One of the most tragic things about this bit of history is that Elisha said, "Hear ye the word of the Lord; Thus, saith the Lord," Tomorrow about this time, a measure of fine flour shall be sold for a shekel (about a month's wage), and two measures of barley for a shekel, in the gate of Samaria. But he said to the men that even though they would see it, they would not have to endure it. That day Elisha was talking about came the next day. Some lepers were camped outside the city wall because they were not allowed into the city. So, since they were starving, they decided to go to the Syrian camp. If they were killed, that was better than starving to death. If they were allowed to live, they may give them food. When they arrived, the entire army was gone. So, the tragedy is that if these homicidal cannibal women had held out for just two days, neither child would have died.

Life Lessons

If an Old Testament prophet warns you about something, you should listen. That goes for us today, too. We read the Old Testament prophets to witness the 100% accuracy of their prophecies. And to watch for the prophecies yet to come true.

We learn that cannibalism is never acceptable. God said you will not murder, so murdering the baby with forethought and mindless self-preservation is an abomination to God. God, in numerous places in scripture, says that eating human flesh is an abomination. God uses it as a judgment against godless, evil people.

We learn to obey the Old Testament moral laws. If a person or a nation rebels against God, He will pronounce judgment upon them. Some people, in their arrogance, say, "How could a loving God allow this to happen!" They aren't thinking. A thinking person would reason that God created everything from nothing, so everything is His. Therefore, His will is perfect.
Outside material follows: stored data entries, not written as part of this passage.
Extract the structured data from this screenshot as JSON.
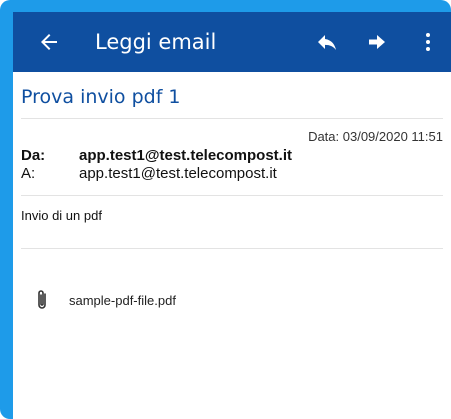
{
  "appbar": {
    "title": "Leggi email",
    "back_icon": "arrow-left-icon",
    "reply_icon": "reply-icon",
    "forward_icon": "forward-arrow-icon",
    "menu_icon": "more-vertical-icon",
    "color": "#0f4fa0"
  },
  "email": {
    "subject": "Prova invio pdf 1",
    "date": "Data: 03/09/2020 11:51",
    "from_label": "Da:",
    "from": "app.test1@test.telecompost.it",
    "to_label": "A:",
    "to": "app.test1@test.telecompost.it",
    "body": "Invio di un pdf"
  },
  "attachments": [
    {
      "icon": "paperclip-icon",
      "filename": "sample-pdf-file.pdf"
    }
  ],
  "colors": {
    "frame": "#1e9be9",
    "accent": "#0f4fa0"
  }
}
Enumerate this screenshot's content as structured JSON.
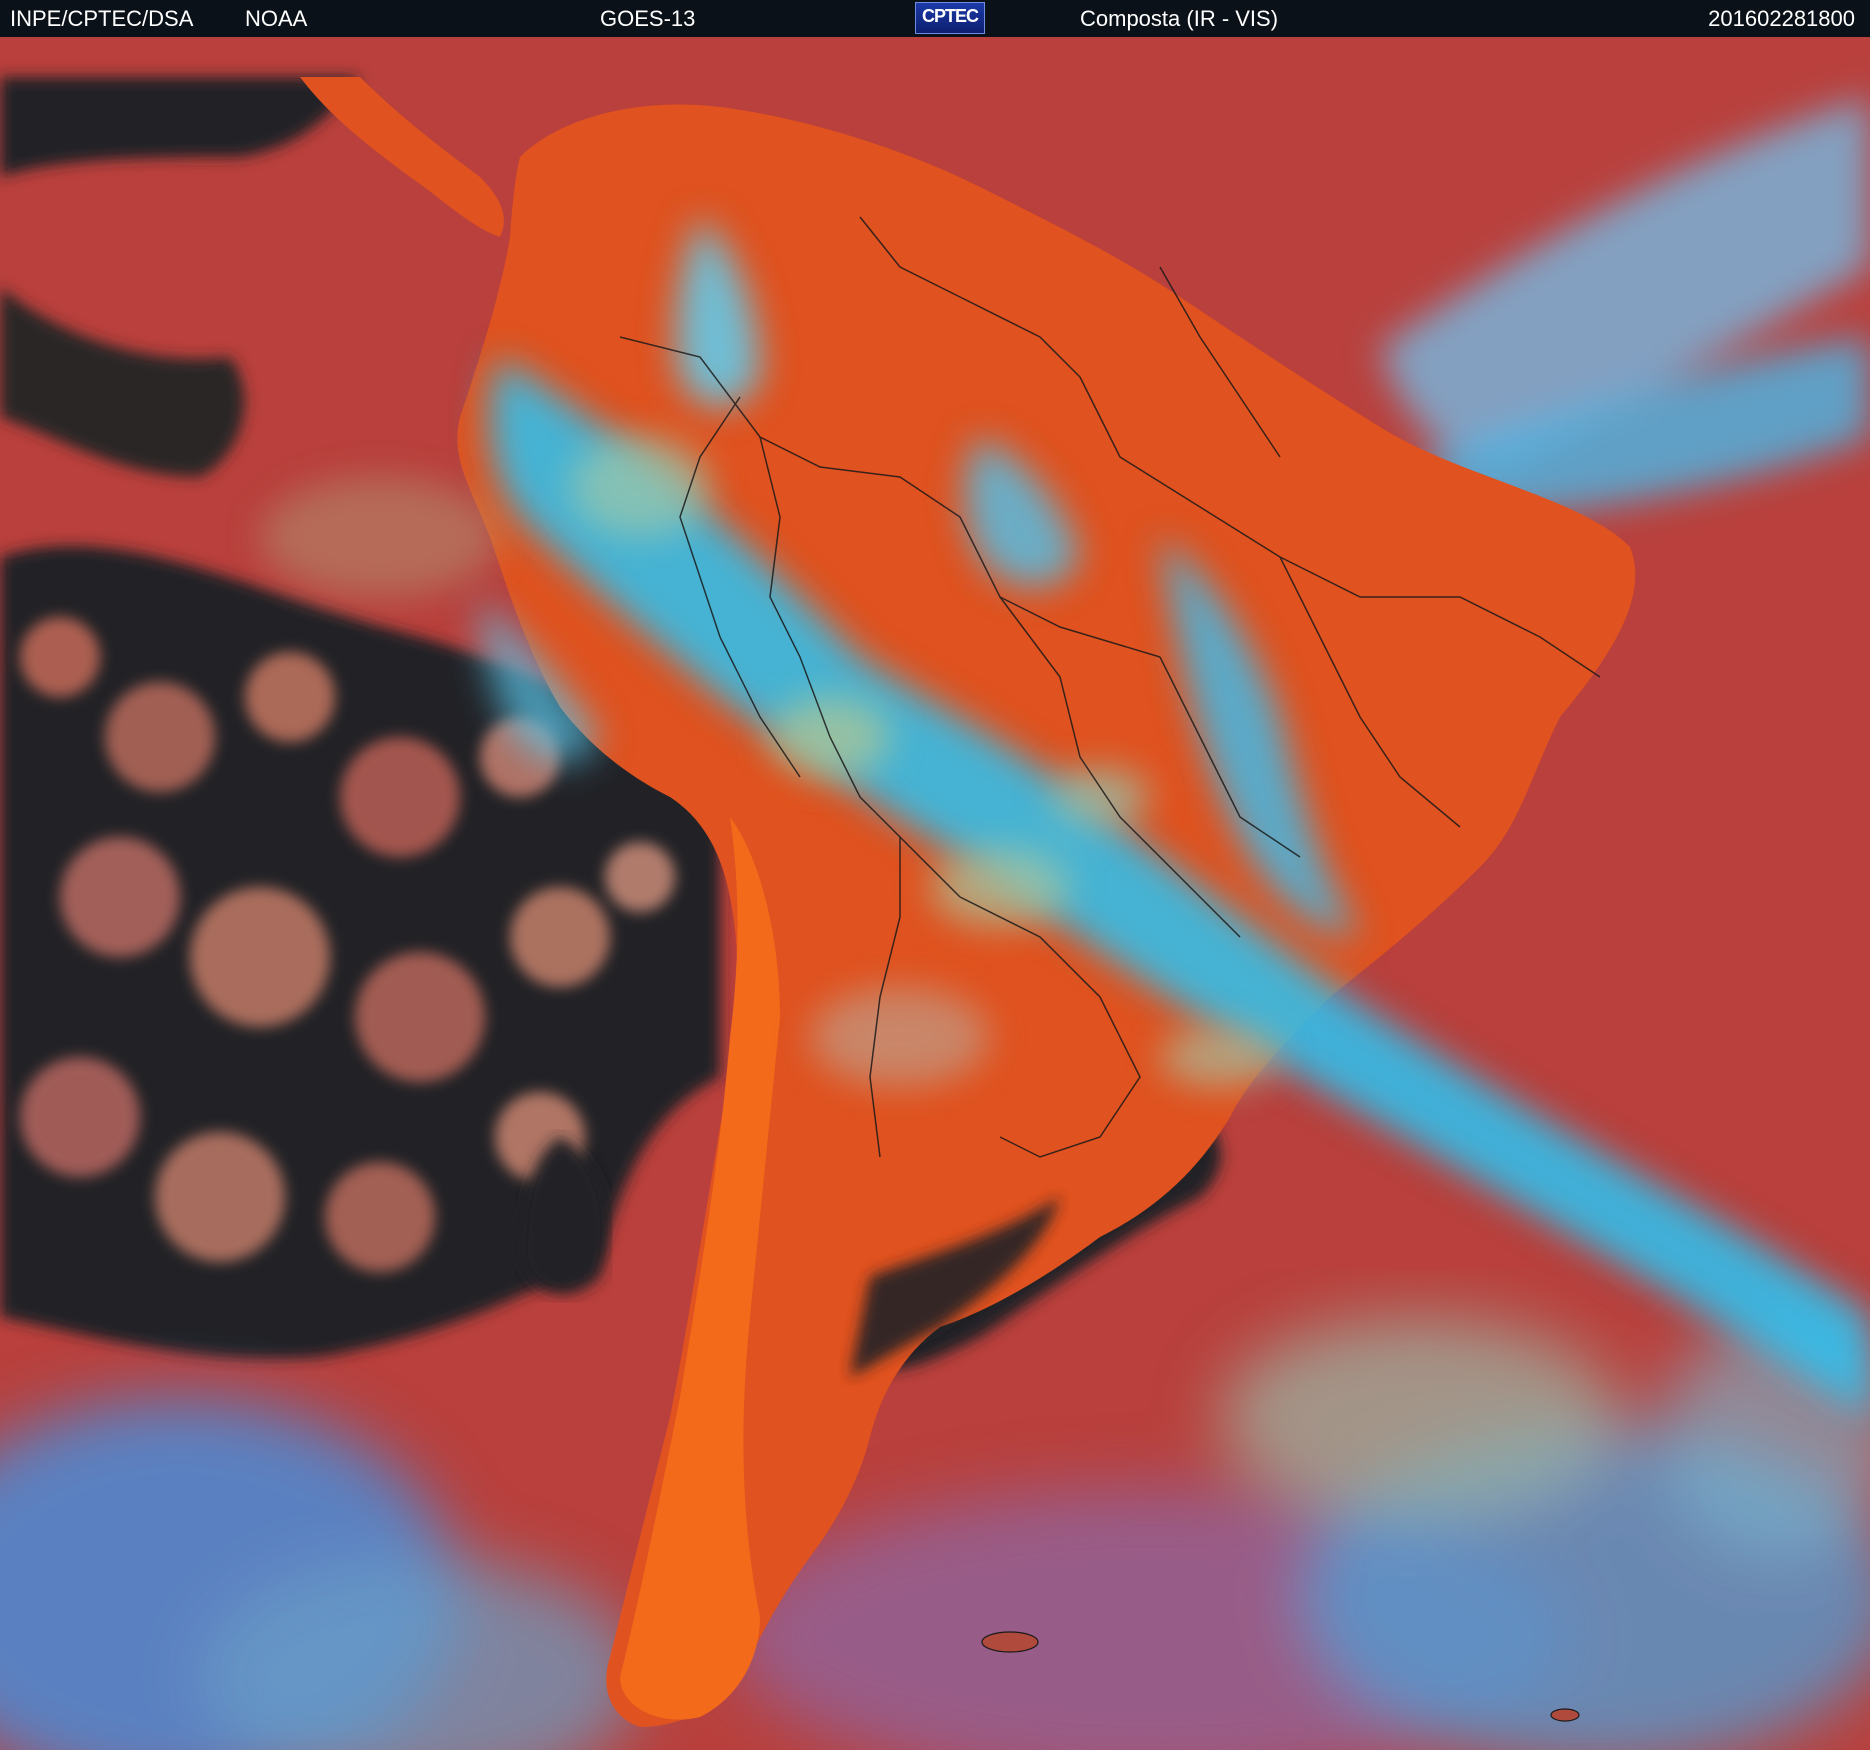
{
  "header": {
    "source": "INPE/CPTEC/DSA",
    "agency": "NOAA",
    "satellite": "GOES-13",
    "logo_text": "CPTEC",
    "product": "Composta (IR - VIS)",
    "timestamp": "201602281800"
  },
  "colors": {
    "header_bg": "#0b1118",
    "ocean_clear": "#b9403c",
    "land_clear": "#e0521f",
    "andes_land": "#f26a1a",
    "cloud_high": "#28c8ff",
    "cloud_mid": "#9fd08a",
    "cloud_low": "#6a88c8",
    "dark_cloud_free": "#232326",
    "border_lines": "#1a1a1a"
  },
  "map": {
    "region": "South America",
    "borders": "country and state boundaries drawn as thin dark lines"
  }
}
No matter what He does or says, it is good, correct, and perfect. God sees all of time and everything in it, so he knows exactly what will happen. God has a plan that encompasses all of space, time, and matter in the universe. We cannot comprehend such a plan because "For what is your life? It is even a vapour, that appeareth for a little time, and then vanisheth away." James 4:14. We are almost nothing compared to God, and our understanding, knowledge, and wisdom are the ramblings of an infant compared to God's infinite understanding, knowledge, and wisdom. We have no right to judge God, and those who do (unrepentantly) are not Christians.

Lastly, patience is a must for all Christians. God always answers prayer. He either says yes, no, or wait. We must be prepared to wait on God. These two tragic women in 2 Kings 6 were not patient, didn't wait on God, and were probably not even worshiping God. King Joram worshiped other gods, so many of his people also probably abandoned the worship of Yahweh (God). We don't know who these women prayed to or what they prayed to, and we cannot understand being so hungry that you would butcher and eat your own son. None of this makes any sense, but it happened. So, God inspired the historian who wrote 2 Kings to write down this tragedy so we could learn from other people's mistakes.

Cannibalism in Samaria

The Holy Bible shares the history of tragic events of cannibalism in Samaria to provide life lessons that increase our knowledge and develop our wisdom. These things are essential to our growth and sanctification. As we learn and grow by studying God's Holy Word, we build our righteousness and holiness, gradually becoming more Christlike as we grow. We will never be perfect, but improving your Christian Walk each month, year, and decade is possible. I pray that I never tire of studying God's Word and growing my relationship with God in my quest for ever-improving sanctification (separating from this world in ever-increasing service to my Lord).

I pray that each of you develops your patience. If God doesn't answer your prayer with yes or no – wait! Waiting on the Lord can be challenging, but remember, He knows best. His will is perfect, so if you wait on the Lord, He will answer your prayer perfectly.

Lord, as we await your answer, grant us patience and perseverance. Let your perfect will be done in our lives. Amen!!